Thursday, March 30, 2017

Called to Be Participants, Not Spectators

What would you think of football players that go to all the team meetings, take part in every practice, even suit up on game day and engage in the pregame warmups, but sit on the sidelines eating snack cakes and refuse to get into the game?

How about an aspiring sales executive who goes through weeks of sales training, gets her sales kit and spends many hours familiarizing herself with the presentation, follows guidelines to “dress for success” (as the best-selling book of years past suggested), but never makes a sales call?

Sounds silly, right? Why bother making the preparations, obtaining the necessary equipment and putting on the best possible appearance, only to remain a spectator while others become actively engage in the work to be done?

Too many of us are sitting along the
sidelines watching, when we should
be getting into the game.
Yet these could describe many who would classify themselves as followers of Jesus Christ. They show up every time the church doors are opened and attend every special meeting. They sing and sway to the music, sometimes raising their hands, attend Sunday school classes, and know the prescribed jargon. “God is good” and “praise the Lord” are phrases they often express.

Sadly, there’s a disconnect. The folks they are inside the “stained-glass aquarium” look surprisingly little like the persons they are outside the church doors. I know, because I was once among them.

I’d take part in various church functions, walk and talk the proper way in those surroundings. I even held leadership positions within the congregation. But I barely knew this Jesus I claimed to believe in. Outside the church environment, I didn’t look, speak or think much differently from my unchurched friends and coworkers. I acted as if God were confined to the church building and had no idea what I did when I wasn’t there.

Only later did I discover the difference between belief and faith. We see the distinction described in the New Testament book of James. It cautions, You believe that there is one God. Good! Even the demons believe that – and shudder” (James 2:19). But we won’t be seeing demons in heaven.

True faith, the Bible tells us, can’t be divorced from action. The same book offers this warning: “Do not merely listen to the word, and so deceive yourselves. Do what it says. Anyone who listens to the word but does not do what it says is like a man who looks at his face in a mirror and, after looking at himself, goes away and immediately forgets what he looks like. But the man who looks intently into the perfect law that gives freedom, and continues to do this, not forgetting what he has heard, but doing it – he will be blessed in what he does” (James 1:22-25).

This doesn’t mean we’re saved or made right with God by what we do. The Scriptures are clear on this: “For it is by grace you have been saved, through faith – and this not from yourselves, it is the gift of God – not by works…” (Ephesians 2:8-9).
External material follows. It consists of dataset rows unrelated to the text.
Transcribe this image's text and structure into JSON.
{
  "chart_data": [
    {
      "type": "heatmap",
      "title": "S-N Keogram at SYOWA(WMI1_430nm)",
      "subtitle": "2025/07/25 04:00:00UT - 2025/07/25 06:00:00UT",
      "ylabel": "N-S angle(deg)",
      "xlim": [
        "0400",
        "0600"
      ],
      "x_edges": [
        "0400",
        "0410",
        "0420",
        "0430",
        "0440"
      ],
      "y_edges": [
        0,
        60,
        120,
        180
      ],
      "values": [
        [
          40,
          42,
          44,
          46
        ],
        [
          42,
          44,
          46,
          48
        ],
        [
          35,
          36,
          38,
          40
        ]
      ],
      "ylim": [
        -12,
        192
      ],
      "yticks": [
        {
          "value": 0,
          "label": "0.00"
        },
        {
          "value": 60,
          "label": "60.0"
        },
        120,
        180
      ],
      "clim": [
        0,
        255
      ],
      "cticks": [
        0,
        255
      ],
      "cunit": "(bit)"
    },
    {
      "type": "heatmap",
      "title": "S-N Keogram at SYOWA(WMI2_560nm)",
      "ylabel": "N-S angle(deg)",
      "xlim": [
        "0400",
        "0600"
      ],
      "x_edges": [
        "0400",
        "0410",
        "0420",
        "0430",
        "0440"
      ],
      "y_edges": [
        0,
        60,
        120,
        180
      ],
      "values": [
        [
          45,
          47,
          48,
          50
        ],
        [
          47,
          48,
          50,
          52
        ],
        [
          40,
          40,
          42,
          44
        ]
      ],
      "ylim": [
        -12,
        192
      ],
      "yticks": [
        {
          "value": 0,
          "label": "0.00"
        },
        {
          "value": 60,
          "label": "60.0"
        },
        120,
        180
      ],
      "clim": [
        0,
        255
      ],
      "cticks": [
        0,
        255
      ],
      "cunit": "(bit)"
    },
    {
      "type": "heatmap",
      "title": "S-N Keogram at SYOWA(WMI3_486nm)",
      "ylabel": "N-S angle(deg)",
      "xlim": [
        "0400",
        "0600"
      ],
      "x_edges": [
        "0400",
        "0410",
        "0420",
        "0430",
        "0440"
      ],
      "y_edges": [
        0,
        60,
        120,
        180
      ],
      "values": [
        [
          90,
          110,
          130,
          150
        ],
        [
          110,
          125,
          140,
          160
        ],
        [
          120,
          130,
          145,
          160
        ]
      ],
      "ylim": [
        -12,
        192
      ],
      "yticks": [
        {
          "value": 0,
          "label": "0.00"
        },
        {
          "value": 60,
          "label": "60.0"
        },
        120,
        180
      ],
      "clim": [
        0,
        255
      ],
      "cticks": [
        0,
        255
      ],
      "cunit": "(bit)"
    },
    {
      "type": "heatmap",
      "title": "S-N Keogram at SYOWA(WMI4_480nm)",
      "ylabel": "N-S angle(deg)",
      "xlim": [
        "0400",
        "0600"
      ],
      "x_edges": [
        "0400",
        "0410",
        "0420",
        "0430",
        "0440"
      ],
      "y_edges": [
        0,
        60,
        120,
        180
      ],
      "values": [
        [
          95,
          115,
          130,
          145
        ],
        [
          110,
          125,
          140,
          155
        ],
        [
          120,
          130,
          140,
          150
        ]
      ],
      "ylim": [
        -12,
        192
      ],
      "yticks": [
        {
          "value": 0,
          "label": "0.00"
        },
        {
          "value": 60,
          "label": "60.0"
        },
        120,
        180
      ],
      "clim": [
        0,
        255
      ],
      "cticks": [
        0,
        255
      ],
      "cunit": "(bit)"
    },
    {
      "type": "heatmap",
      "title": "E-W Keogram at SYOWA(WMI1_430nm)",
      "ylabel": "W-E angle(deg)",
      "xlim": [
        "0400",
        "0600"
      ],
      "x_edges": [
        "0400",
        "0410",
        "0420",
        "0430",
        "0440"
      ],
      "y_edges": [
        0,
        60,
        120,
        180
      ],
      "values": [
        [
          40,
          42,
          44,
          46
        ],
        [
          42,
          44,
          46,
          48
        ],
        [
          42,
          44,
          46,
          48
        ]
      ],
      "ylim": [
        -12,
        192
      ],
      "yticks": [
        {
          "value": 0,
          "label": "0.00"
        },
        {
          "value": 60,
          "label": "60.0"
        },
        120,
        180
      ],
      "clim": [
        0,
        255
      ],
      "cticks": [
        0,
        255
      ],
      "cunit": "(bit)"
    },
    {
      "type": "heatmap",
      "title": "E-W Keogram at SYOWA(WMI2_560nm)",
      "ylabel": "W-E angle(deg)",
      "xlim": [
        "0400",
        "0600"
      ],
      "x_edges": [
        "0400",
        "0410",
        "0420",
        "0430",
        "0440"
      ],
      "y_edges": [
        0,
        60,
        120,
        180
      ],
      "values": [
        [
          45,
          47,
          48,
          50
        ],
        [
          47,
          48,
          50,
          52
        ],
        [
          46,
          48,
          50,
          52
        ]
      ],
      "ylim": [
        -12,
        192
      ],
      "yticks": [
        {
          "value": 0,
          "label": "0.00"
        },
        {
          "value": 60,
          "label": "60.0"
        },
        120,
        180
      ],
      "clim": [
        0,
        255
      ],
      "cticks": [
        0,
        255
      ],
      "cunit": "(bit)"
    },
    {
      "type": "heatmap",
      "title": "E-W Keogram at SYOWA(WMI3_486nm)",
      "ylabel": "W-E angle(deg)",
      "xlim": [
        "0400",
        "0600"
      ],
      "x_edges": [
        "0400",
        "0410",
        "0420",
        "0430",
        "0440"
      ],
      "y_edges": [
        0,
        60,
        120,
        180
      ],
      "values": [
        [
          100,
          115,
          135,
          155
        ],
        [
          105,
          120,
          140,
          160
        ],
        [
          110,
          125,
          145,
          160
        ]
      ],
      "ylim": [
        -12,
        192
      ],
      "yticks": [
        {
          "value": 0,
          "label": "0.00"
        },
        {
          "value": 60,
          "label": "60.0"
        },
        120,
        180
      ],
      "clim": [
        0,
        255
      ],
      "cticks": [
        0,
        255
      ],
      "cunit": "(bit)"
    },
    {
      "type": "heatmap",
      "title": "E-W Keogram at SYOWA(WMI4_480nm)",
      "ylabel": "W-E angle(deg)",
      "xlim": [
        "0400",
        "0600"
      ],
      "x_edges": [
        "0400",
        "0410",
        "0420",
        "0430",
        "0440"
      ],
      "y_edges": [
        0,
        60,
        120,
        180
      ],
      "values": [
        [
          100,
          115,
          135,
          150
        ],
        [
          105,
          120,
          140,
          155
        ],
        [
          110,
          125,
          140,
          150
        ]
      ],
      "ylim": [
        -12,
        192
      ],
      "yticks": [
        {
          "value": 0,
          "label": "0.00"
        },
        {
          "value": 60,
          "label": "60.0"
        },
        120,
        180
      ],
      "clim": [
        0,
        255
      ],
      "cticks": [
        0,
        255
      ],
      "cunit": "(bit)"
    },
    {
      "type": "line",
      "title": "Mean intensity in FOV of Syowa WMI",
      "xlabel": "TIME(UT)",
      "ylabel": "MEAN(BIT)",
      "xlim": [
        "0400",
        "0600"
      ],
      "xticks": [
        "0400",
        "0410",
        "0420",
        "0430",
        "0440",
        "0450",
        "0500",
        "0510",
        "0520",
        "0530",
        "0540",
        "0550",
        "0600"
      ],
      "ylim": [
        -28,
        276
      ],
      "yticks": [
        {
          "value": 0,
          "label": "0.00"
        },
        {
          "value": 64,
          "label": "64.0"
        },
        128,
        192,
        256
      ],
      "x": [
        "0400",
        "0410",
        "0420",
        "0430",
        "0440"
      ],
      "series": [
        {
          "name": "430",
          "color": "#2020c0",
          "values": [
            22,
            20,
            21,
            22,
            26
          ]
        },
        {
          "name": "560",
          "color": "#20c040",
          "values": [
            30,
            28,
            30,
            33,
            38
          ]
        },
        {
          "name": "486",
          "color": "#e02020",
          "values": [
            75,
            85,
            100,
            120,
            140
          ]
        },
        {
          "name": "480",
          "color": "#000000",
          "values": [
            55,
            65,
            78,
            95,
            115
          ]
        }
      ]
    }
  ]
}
Titus 3:5 confirms this, noting, “he saved us, not because of righteous things we had done, but because of his mercy….”

So why is it important to be participants in God’s eternal mission, and not just spectators cheering on those that are “in the game”? Because the Bible clearly declares being a Christ follower is not a spectator sport. “For we are God’s workmanship, created in Christ Jesus to do good works, which God prepared in advance for us to do” (Ephesians 2:10). Being casual observers is not an option.

Then what are these “good works”? They start with the two greatest commandments that Jesus summarized – loving the Lord our God with all our heart and soul, mind and strength and our neighbor as ourselves (Mark 12:30-31). But this involves a lot of things, from being kind and compassionate toward those in need to engaging in the last command Jesus gave before His ascension:
“Therefore go and make disciples of all nations…teaching them to obey everything I have commanded you” (Matthew 28:19-20).

Some might respond, “Well, my faith is personal.” To an extent that’s true, but we’re also charged to share our faith with others so it can become personal for them as well. If Jesus and His gospel message are indeed Good News, as He said it is, we have no right to keep it to ourselves. We need to get off the sidelines and into the game – one with eternal consequences and rewards.